A turn lower in oil prices and a recovery in the dollar index (DXY) back towards two-week highs failed to spur a rally in USD/CAD which has been consolidating in a range throughout the day.
WTI crude oil prices (USOIL) recovered in early day trading to reach a high of $44.06 but a sharp turn in the North American session has triggered a bearish continuation with prices falling to fresh six-week lows. Oil prices trade at important support as the bottom of a declining trend channel has come into play as well as a horizontal level at $44.19 which is relevant on a weekly chart. The declining channel has contained price action from a high posted in February and had previously triggered the recovery ahead of the May OPEC meeting.
The US dollar index turned higher following hawkish comments from Fed member Dudley. He backed Chair Yellen’s view that inflation was expected to rise to 2% targets over time and reiterated the risk of waiting too long to normalize policy. DXY turned higher on this remarks and continued to advance to last week’s highs where the index was last seen trading. A likely bullish engulfing candle print on a daily chart will tend to keep the dollar firm on Tuesday.

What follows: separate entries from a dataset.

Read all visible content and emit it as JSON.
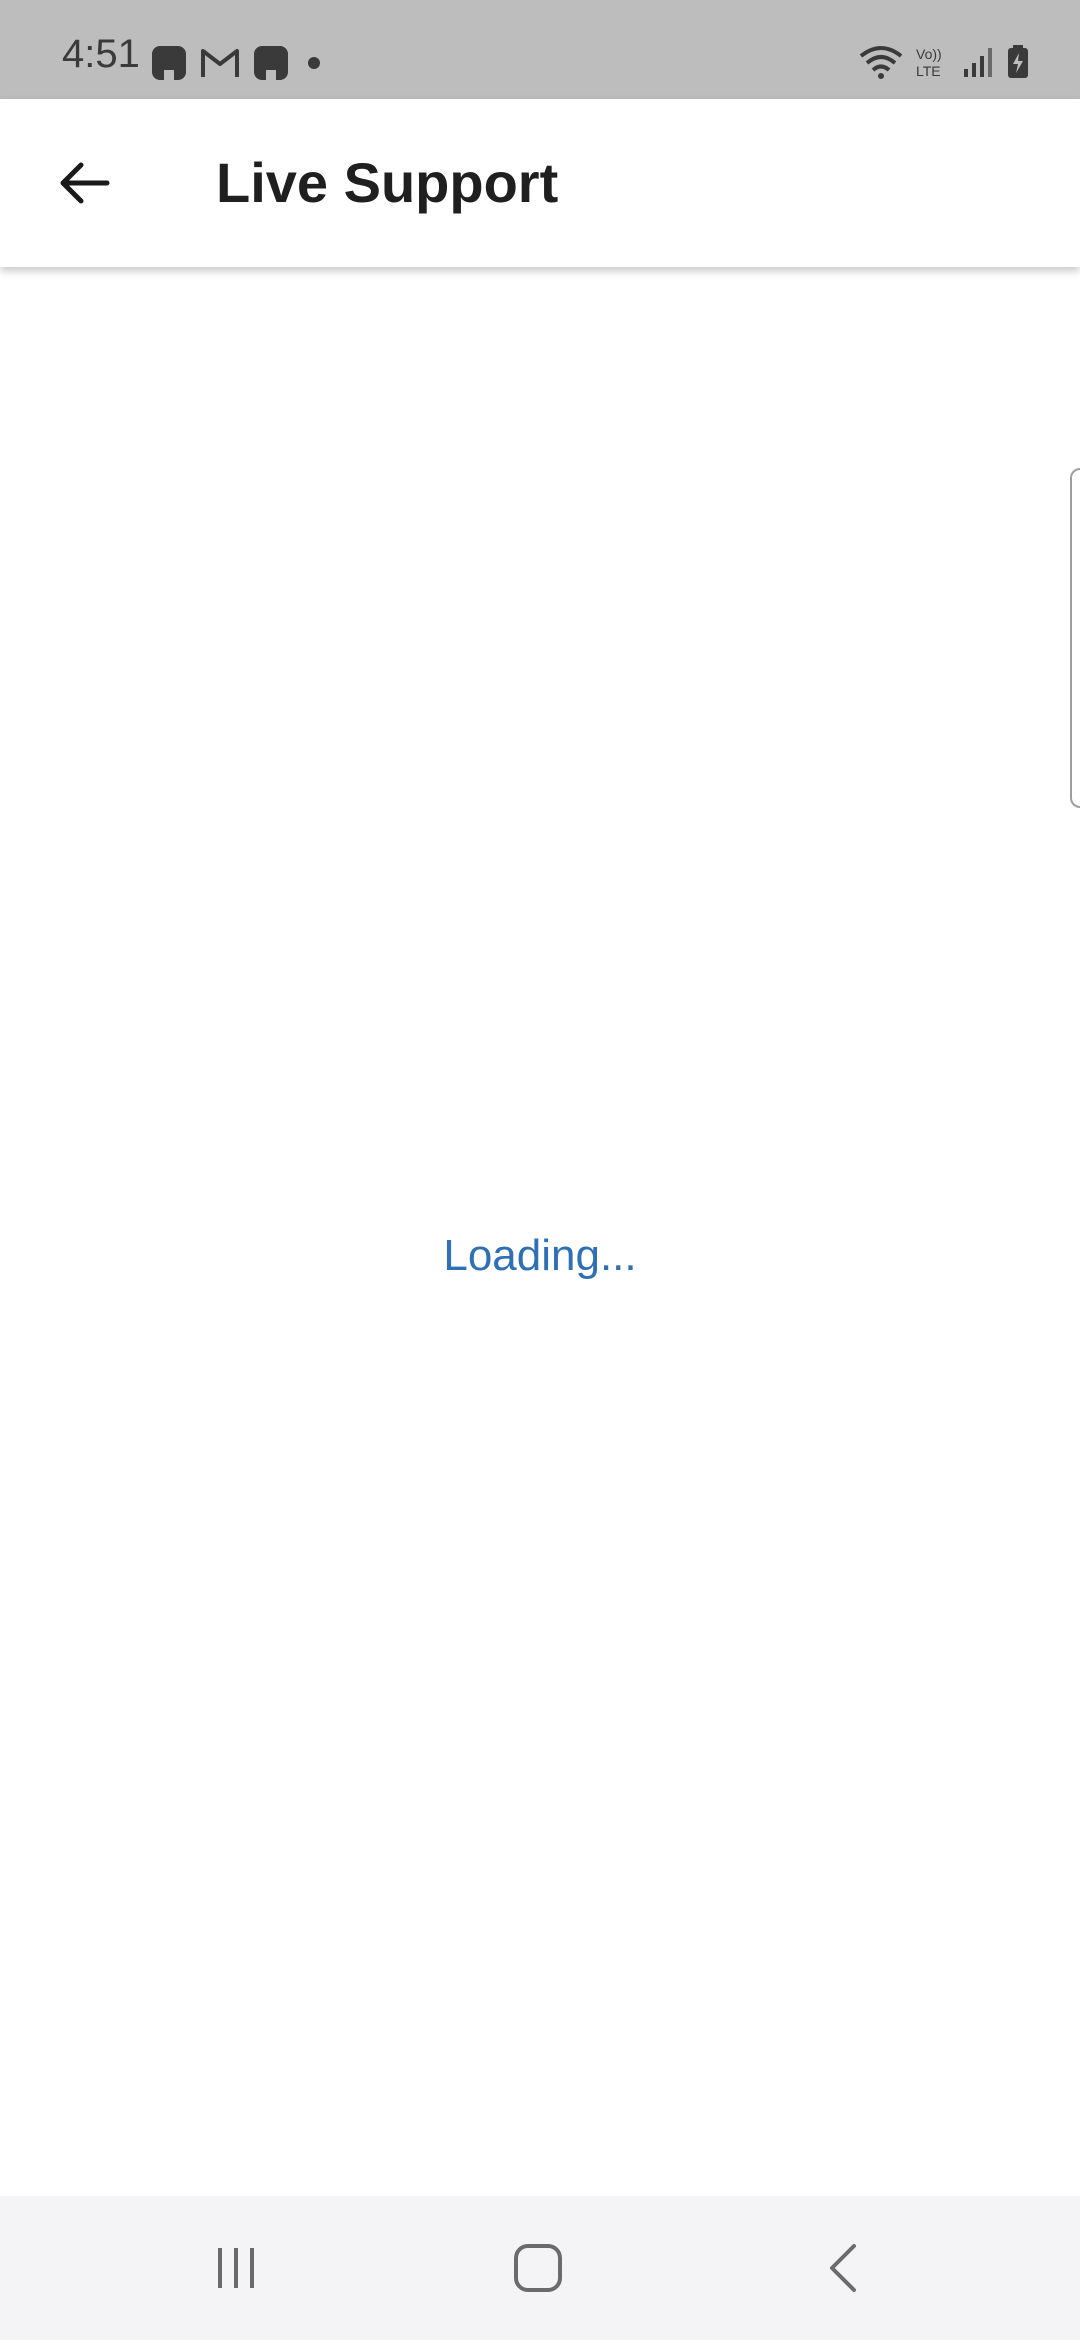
{
  "status_bar": {
    "time": "4:51",
    "left_icons": [
      "notification-app-icon",
      "gmail-icon",
      "notification-app-icon",
      "dot-icon"
    ],
    "right_icons": [
      "wifi-icon",
      "volte-icon",
      "signal-icon",
      "battery-charging-icon"
    ],
    "volte_label": "Vo)) LTE"
  },
  "app_bar": {
    "title": "Live Support",
    "back_icon": "arrow-left-icon"
  },
  "content": {
    "loading_text": "Loading..."
  },
  "nav_bar": {
    "items": [
      "recents-icon",
      "home-icon",
      "back-icon"
    ]
  },
  "colors": {
    "status_bar_bg": "#bdbdbd",
    "loading_text": "#2f6fb5",
    "title_text": "#1f1f1f",
    "nav_bar_bg": "#f4f4f6"
  }
}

Fed member speeches throughout the week stand to cause volatility to the dollar pairs, especially with a light economic calendar in terms of US data. The next Fed member to speak is Chicago Fed President Evans at 19:00 EST today.
Although the dollar was the best performer in the European session, the loonie trades relatively unchanged versus the greenback. Combined with the bearish pressure seen in oil prices, the loonie has been resilient in today’s session.
Positioning in the Canadian dollar reached record levels in late May. Since then, CAD bears have been scaling back but at a small scale considering the announcement last week from the Bank of Canada that revealed intentions to tighten monetary policy.
Non-commercials were reported to hold the loonie net short by 88,595 contracts in the week to June 13th, down from 94,501 in the prior week. The weekly change was mostly attributed to a short covering although the position size remains above the prior record level which was set four years ago.
A range break in USD/CAD stands to clarify the near-term trend. Current range resistance is found at 1.3246 and support at 1.3211. in the event of a bullish break, strong resistance is seen at 1.3293 and had held the pair lower in a recovery late last week. Downside support in the event of a bearish break is found at 1.3173 which had held the pair higher last week following the tumble inspired by the BoC.